- Born: 12 October 1966 (age 59)
- Education: Cambridge University
- Occupations: venture capitalist, medicxi, biotechnology executive, Methuselah Health Ltd., blogger

= David Grainger =

British venture capitalist

David Grainger is a partner at medicxi, a European life sciences-oriented venture capital firm and chief executive officer of Methuselah Health Ltd., a drug development company doing proteomics research in the longevity space.

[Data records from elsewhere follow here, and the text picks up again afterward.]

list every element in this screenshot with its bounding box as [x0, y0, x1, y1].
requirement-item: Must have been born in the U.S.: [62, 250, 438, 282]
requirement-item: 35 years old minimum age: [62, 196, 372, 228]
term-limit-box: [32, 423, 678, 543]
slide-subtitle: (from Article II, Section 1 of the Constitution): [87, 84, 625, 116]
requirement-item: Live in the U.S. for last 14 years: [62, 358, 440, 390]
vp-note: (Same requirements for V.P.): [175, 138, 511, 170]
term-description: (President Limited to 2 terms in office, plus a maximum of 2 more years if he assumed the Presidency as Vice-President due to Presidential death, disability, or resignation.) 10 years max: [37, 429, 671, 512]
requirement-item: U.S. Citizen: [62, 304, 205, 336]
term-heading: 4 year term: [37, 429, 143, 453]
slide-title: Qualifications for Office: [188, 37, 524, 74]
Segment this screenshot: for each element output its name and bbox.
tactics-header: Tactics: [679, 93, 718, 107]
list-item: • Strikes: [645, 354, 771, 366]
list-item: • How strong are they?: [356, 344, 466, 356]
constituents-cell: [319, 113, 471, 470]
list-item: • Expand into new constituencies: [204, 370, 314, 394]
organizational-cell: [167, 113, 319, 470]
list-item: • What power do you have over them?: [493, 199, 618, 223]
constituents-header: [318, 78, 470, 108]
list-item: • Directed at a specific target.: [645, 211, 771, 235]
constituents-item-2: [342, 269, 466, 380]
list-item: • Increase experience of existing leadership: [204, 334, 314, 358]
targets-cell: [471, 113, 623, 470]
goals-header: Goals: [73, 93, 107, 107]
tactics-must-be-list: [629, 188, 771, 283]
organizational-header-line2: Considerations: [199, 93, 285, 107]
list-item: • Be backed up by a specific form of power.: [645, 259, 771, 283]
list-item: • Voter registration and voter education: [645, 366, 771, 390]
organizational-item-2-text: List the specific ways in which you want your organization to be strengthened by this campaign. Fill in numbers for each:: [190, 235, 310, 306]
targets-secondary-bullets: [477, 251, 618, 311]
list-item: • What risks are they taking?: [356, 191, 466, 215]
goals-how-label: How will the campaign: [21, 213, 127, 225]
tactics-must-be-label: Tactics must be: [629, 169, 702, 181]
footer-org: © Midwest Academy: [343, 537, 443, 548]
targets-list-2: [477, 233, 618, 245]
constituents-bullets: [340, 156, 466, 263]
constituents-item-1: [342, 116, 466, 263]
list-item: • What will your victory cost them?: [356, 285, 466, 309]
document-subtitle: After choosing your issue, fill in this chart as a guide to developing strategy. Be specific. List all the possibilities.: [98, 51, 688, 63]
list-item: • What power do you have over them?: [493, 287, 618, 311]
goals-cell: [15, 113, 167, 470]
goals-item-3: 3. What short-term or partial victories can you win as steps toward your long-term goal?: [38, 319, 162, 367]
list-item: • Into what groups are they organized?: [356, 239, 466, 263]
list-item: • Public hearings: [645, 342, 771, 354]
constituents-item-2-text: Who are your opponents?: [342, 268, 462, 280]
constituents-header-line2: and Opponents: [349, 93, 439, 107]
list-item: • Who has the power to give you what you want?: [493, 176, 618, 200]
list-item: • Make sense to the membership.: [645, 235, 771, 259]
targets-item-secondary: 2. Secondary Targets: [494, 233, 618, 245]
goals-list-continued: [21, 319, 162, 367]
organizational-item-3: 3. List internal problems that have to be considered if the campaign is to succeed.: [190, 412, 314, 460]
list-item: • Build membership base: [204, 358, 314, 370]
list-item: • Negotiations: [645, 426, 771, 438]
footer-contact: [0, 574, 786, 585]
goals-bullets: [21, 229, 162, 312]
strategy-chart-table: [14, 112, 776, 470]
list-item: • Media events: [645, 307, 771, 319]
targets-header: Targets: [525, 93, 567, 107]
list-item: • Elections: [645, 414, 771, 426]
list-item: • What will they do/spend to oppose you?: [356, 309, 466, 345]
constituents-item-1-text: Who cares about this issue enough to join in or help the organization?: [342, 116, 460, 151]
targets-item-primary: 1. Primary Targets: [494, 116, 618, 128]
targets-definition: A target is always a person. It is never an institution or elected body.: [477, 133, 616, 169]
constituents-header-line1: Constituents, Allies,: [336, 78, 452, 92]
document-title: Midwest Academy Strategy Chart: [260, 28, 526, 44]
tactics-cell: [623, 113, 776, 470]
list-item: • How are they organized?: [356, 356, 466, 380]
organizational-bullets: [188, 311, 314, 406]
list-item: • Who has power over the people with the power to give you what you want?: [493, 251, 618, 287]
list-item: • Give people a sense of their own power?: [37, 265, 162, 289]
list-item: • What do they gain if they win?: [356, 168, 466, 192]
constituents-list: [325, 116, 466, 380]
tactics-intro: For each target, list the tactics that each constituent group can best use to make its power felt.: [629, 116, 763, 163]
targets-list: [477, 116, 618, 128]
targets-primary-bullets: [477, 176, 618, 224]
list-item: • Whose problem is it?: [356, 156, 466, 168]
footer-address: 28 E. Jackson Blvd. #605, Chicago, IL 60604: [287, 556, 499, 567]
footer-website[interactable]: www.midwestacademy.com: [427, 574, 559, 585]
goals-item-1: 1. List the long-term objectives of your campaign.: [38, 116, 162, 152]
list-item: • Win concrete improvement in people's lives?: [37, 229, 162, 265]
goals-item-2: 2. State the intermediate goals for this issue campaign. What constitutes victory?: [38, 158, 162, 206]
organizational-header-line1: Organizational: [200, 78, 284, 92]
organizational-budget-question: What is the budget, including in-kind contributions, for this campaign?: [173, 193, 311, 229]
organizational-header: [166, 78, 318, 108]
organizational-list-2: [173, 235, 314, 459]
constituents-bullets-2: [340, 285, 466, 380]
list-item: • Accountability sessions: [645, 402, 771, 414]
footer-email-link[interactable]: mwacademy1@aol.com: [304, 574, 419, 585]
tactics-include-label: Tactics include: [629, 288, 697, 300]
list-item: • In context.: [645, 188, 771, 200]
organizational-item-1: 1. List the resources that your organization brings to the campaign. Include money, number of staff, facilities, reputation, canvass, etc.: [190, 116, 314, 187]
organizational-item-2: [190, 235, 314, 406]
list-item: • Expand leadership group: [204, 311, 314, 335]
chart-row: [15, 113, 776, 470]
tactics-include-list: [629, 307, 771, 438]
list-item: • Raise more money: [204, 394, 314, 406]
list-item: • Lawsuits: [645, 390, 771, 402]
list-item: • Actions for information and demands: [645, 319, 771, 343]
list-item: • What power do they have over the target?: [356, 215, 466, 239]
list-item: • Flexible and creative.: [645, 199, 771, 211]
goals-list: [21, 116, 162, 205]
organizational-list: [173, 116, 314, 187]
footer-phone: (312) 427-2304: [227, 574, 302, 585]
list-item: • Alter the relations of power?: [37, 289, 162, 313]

He was formerly with Index Ventures, an international venture capital firm with offices in London, Geneva and San Francisco, in the firm's life sciences practice. He also writes for Forbes.com on topics related to the pharmaceutical industry.

==Education==
Reared in England, Grainger graduated with degree in Natural Sciences (Biochemistry) from Cambridge University in 1989, and a PhD in Vascular Cell Biology from the same institution in 1992.

==Career==
After receiving his PhD, Grainger undertook post-doctoral research in the British Heart Foundation Smooth Muscle Cell laboratory at Cambridge University. Following publications in Nature and elsewhere setting out his Protective Cytokine Hypothesis explaining the role of the cytokine TGF-beta 1 in the cardiovascular system, Grainger was appointed principal investigator in the Department of Medicine at his alma mater, Cambridge University, in 1997.

While at Cambridge University, Grainger founded life sciences companies including FingerPrint Diagnostics (2001), and Funxional Therapeutics (2005). FingerPrint Diagnostics merged with SmartBead Technologies to form Pronostics, a molecular diagnostics company, in 2006. Funxional Therapeutics, based on an anti-inflammatory drug candidate spun-out from Grainger's Cambridge University lab, became an Index Ventures portfolio company where Grainger also served as chief scientific officer until it was sold to Boehringer Ingelheim in 2012.

Grainger joined Index Ventures in 2012, and a blogger on topics related to the pharmaceutical industry under the pen name “DrugBaron”. where he was involved with funding and advising a variety of companies, including XO1, a biotech company developing an anticoagulant, where he served as chairman and interim CEO before it was sold to Johnson & Johnson He co-founded medicxi in February 2016 with fellow former Index Ventures partners Francesco De Rubertis, Kevin Johnson and Michele Ollier.

==Publications and Patents==
Grainger has co-authored a number of papers in peer-reviewed scientific journals, including Nature, Science and Nature Medicine.

Grainger formerly blogged under the pen name “DrugBaron” on a range of topics related to the pharmaceutical industry, and now has a column on similar topics on Forbes.com.